The R*-tree: an Efficient and Robust Access Method for Points and Rectangles
- tl;dr
- R-trees are like B+ trees that map an objects bounding rectangle to its object id. Queries search multiple paths, inserts take a single path and minimize some heuristics (e.g. minimize are increase), and deletes take a single path.
- R* trees are R-trees with better heuristics for choosing subchildren and splits, and it uses forced reinserts.
- R-tree
- See cow book for R-tree explanation.
- Optimization Goals
- Minimize rectangle area: Minimizing area will minimize the chance of overlap which will decrease the number of searched paths.
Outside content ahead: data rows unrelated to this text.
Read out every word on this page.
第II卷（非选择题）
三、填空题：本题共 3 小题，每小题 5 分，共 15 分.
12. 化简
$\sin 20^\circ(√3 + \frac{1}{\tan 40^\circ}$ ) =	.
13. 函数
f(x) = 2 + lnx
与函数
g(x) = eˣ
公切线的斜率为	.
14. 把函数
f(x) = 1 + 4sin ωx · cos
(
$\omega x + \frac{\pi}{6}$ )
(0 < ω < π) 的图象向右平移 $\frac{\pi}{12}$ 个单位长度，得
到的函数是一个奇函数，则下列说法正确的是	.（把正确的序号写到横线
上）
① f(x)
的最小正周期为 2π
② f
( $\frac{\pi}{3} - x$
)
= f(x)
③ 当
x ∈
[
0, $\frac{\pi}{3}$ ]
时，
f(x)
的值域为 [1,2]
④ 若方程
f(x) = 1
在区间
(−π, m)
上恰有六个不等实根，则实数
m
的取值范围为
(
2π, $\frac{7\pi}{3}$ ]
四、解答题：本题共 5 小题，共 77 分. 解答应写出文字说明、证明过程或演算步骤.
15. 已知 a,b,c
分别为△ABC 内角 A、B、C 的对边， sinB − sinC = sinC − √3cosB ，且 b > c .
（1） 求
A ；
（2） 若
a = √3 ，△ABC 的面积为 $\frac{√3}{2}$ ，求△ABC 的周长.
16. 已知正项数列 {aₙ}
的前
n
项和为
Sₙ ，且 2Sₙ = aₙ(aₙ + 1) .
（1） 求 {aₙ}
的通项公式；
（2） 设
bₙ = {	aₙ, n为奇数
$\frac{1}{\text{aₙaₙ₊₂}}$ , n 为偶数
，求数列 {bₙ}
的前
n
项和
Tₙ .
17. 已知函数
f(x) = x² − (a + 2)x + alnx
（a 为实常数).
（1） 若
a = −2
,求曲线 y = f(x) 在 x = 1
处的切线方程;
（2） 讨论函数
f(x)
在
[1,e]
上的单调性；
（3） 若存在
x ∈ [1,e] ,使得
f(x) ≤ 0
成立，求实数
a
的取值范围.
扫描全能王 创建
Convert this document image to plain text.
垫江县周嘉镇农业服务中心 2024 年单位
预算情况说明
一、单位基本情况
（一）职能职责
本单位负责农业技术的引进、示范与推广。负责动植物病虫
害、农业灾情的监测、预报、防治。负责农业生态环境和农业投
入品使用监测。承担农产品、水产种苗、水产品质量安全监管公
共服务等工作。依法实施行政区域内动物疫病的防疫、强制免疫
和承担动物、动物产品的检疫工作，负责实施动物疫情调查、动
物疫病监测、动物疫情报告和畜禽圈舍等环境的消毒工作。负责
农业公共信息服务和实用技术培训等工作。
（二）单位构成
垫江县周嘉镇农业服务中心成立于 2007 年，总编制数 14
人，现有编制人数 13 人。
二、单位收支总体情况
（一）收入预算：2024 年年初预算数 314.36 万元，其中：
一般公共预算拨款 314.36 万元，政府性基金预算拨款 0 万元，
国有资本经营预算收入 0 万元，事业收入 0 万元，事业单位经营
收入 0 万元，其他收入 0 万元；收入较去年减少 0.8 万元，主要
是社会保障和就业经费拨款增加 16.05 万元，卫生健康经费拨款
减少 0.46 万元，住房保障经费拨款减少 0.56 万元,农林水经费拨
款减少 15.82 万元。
- Minimize rectangle overlap: Minimizing rectangle overlap will decrease the number of searched paths.
- Minimize rectangle perimeter: Minimizing perimeter will make rectangles more square which makes them easier to pack together.
- Maximize storage utilization: Maximizing storage utilization ( i.e. the number of rectangles in each inner node) will decrease the hight of the tree making queries run faster.
- R-tree Variants
- R-trees variants in their two algorithms: ChooseSubtree (at an internal node, ChooseSubtree chooses the child into which we should insert) and Split (at an overfull leaf, Split chooses how to split the data into two leaves).
- Original ChooseSubtree: Choose the subtree which requires the least weight gain. If all nodes gain equal weight, select the lightest child.
- Original Quadratic Split: This algorithm is an approximation to minimize the total area. Begin with the two nodes that produce the sparsest bounding box. Repeatedly insert the data which has the greatest weight gain difference when inserted into both bounding boxes.
- Greene’s Split: Choose the two nodes with sparsest bounding box, then split nodes in half along the axis that the two nodes are most distant.
- R*-tree ChooseSubtree
- For internal nodes pointing at internal nodes, use the original ChooseSubtree.
- For internal nodes pointing at leaves, choose the leaf which minimizes the overlap increase with other leaves. If there is a tie, use the original heuristics of minimizing are increase, breaking ties on smallest area.
- R*-tree Split
- For each axis, perform all splits where each split has at least m entries
- Compute the sum of perimeters for the bounding boxes of all splits
- Choose axis which minimizes perimeter
- Then choose the partition which minimizes overlap, ties broken by area
- Forced Reinsert
- Whenever a node is inserted that overflows a leaf, we take some fraction of the overflowed nodes (in decreasing order of how far away they are from the center of the bounding box) and reinsert them into the tree. This might lead to more splits, it might avoid all the splits.
- Split is like a local reorganization of data, and reinsertion is like a more global reorganization of data.